For the algorithm itself read the pi★0.6 paper. For the reference RECAP pipeline structure see the RLinf RECAP page; RLinf is sim-only (LIBERO), while this site documents a real-robot implementation.

Quick-start path

The shortest path from a fresh checkout to a working pi0.6 checkpoint on YAM. Each link goes to a dedicated page with full commands.

What’s adapted from where

Component

Origin

Adaptation for YAM

Algorithm

pi0.6 / RECAP paper

unchanged

Code base

ybpy/pistar (JAX fork of openpi)

added YAM TrainConfigs, Aloha-data adv_ind passthrough, 13 upstream-bug patches

Collection stack

limb (YAM control)

added DAgger session lifecycle, 6 pistar-shaped converter helpers, --pistar / --pistar-demo flags

Policy serving

openpi serve_policy.py

unchanged — pi0.6 checkpoints serve through it natively (no CFG-sampler shim needed)

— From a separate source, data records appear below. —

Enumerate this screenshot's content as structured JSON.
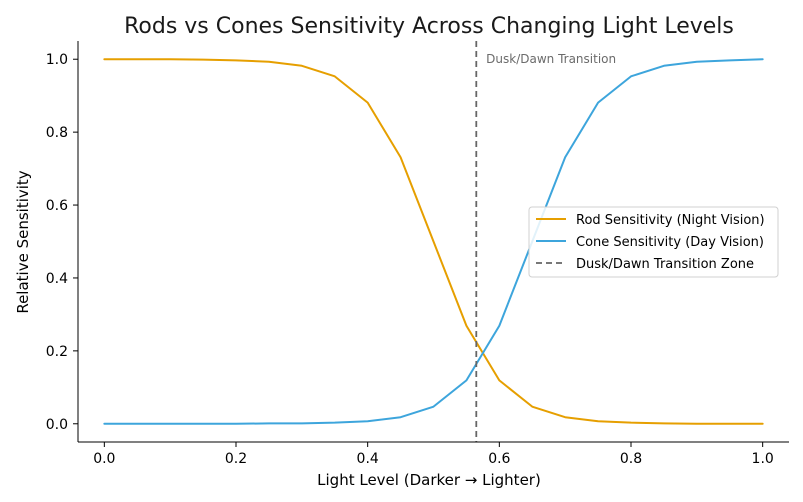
{
  "chart_data": {
    "type": "line",
    "title": "Rods vs Cones Sensitivity Across Changing Light Levels",
    "xlabel": "Light Level (Darker → Lighter)",
    "ylabel": "Relative Sensitivity",
    "xlim": [
      -0.04,
      1.04
    ],
    "ylim": [
      -0.05,
      1.05
    ],
    "xticks": [
      0.0,
      0.2,
      0.4,
      0.6,
      0.8,
      1.0
    ],
    "xtick_labels": [
      "0.0",
      "0.2",
      "0.4",
      "0.6",
      "0.8",
      "1.0"
    ],
    "yticks": [
      0.0,
      0.2,
      0.4,
      0.6,
      0.8,
      1.0
    ],
    "ytick_labels": [
      "0.0",
      "0.2",
      "0.4",
      "0.6",
      "0.8",
      "1.0"
    ],
    "grid": false,
    "legend_position": "center-right",
    "series": [
      {
        "name": "Rod Sensitivity (Night Vision)",
        "color": "#E69F00",
        "style": "solid",
        "x": [
          0.0,
          0.05,
          0.1,
          0.15,
          0.2,
          0.25,
          0.3,
          0.35,
          0.4,
          0.45,
          0.5,
          0.55,
          0.6,
          0.65,
          0.7,
          0.75,
          0.8,
          0.85,
          0.9,
          0.95,
          1.0
        ],
        "values": [
          1.0,
          1.0,
          1.0,
          0.999,
          0.997,
          0.993,
          0.982,
          0.953,
          0.881,
          0.731,
          0.5,
          0.269,
          0.119,
          0.047,
          0.018,
          0.007,
          0.003,
          0.001,
          0.0,
          0.0,
          0.0
        ]
      },
      {
        "name": "Cone Sensitivity (Day Vision)",
        "color": "#3DA5DC",
        "style": "solid",
        "x": [
          0.0,
          0.05,
          0.1,
          0.15,
          0.2,
          0.25,
          0.3,
          0.35,
          0.4,
          0.45,
          0.5,
          0.55,
          0.6,
          0.65,
          0.7,
          0.75,
          0.8,
          0.85,
          0.9,
          0.95,
          1.0
        ],
        "values": [
          0.0,
          0.0,
          0.0,
          0.0,
          0.0,
          0.001,
          0.001,
          0.003,
          0.007,
          0.018,
          0.047,
          0.119,
          0.269,
          0.5,
          0.731,
          0.881,
          0.953,
          0.982,
          0.993,
          0.997,
          1.0
        ]
      },
      {
        "name": "Dusk/Dawn Transition Zone",
        "color": "#666666",
        "style": "dashed",
        "x_value": 0.565
      }
    ],
    "annotations": [
      {
        "text": "Dusk/Dawn Transition",
        "x": 0.58,
        "y": 1.0
      }
    ]
  }
}
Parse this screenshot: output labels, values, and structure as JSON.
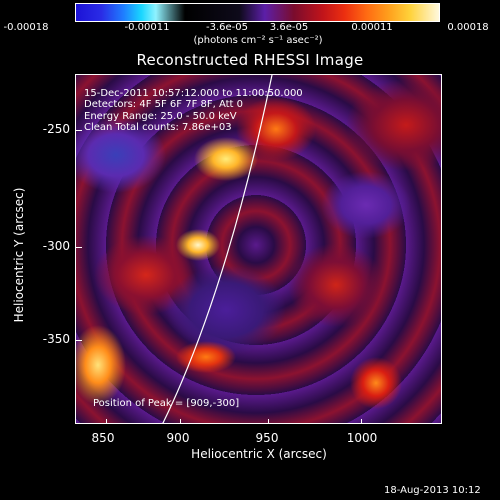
{
  "colorbar": {
    "labels": [
      "-0.00018",
      "-0.00011",
      "-3.6e-05",
      "3.6e-05",
      "0.00011",
      "0.00018"
    ],
    "units": "(photons cm⁻² s⁻¹ asec⁻²)",
    "colors": [
      "#1c12d6",
      "#19d6ff",
      "#000000",
      "#5c1fa8",
      "#c1141a",
      "#ff6a12",
      "#ffd23a",
      "#fff8dd"
    ]
  },
  "title": "Reconstructed RHESSI Image",
  "info": {
    "line1": "15-Dec-2011 10:57:12.000 to 11:00:50.000",
    "line2": "Detectors: 4F 5F 6F 7F 8F, Att 0",
    "line3": "Energy Range: 25.0 - 50.0 keV",
    "line4": "Clean    Total counts: 7.86e+03"
  },
  "peak": "Position of Peak = [909,-300]",
  "axes": {
    "x_title": "Heliocentric X (arcsec)",
    "y_title": "Heliocentric Y (arcsec)",
    "x_ticks": [
      "850",
      "900",
      "950",
      "1000"
    ],
    "y_ticks": [
      "-250",
      "-300",
      "-350"
    ]
  },
  "date_stamp": "18-Aug-2013 10:12"
}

VLM value model checkpoint

ybpy/vlm_ckpt (HF) / Google Drive

unchanged

Why pistar, not RLinf

Both pistar and RLinf implement pi0.6 / RECAP and use the same value model (SigLIP-So400m + Gemma3-270M + 201-bin C51 head over [-1, 0]). The difference is the labeling pipeline and the validation regime:

Dimension

RLinf

pistar

Backend

PyTorch

JAX

Relation to openpi

vendors openpi

fork of openpi

Validation

LIBERO simulation only

real robot (SO-101, AgileX PiPER)

Advantage labeling

quantile from value model with no auxiliary labels

VLM-based value_label / reward_label (per-frame supervision)

Conditioning at serving

CFG sampler required

adv_ind is just a tokenizer input — vanilla serve_policy.py works

For real-robot YAM the pistar path is a closer fit. It is also upstream-broken on main for Stages 4 + 5; we made them work with 15 targeted patches documented on the patches page.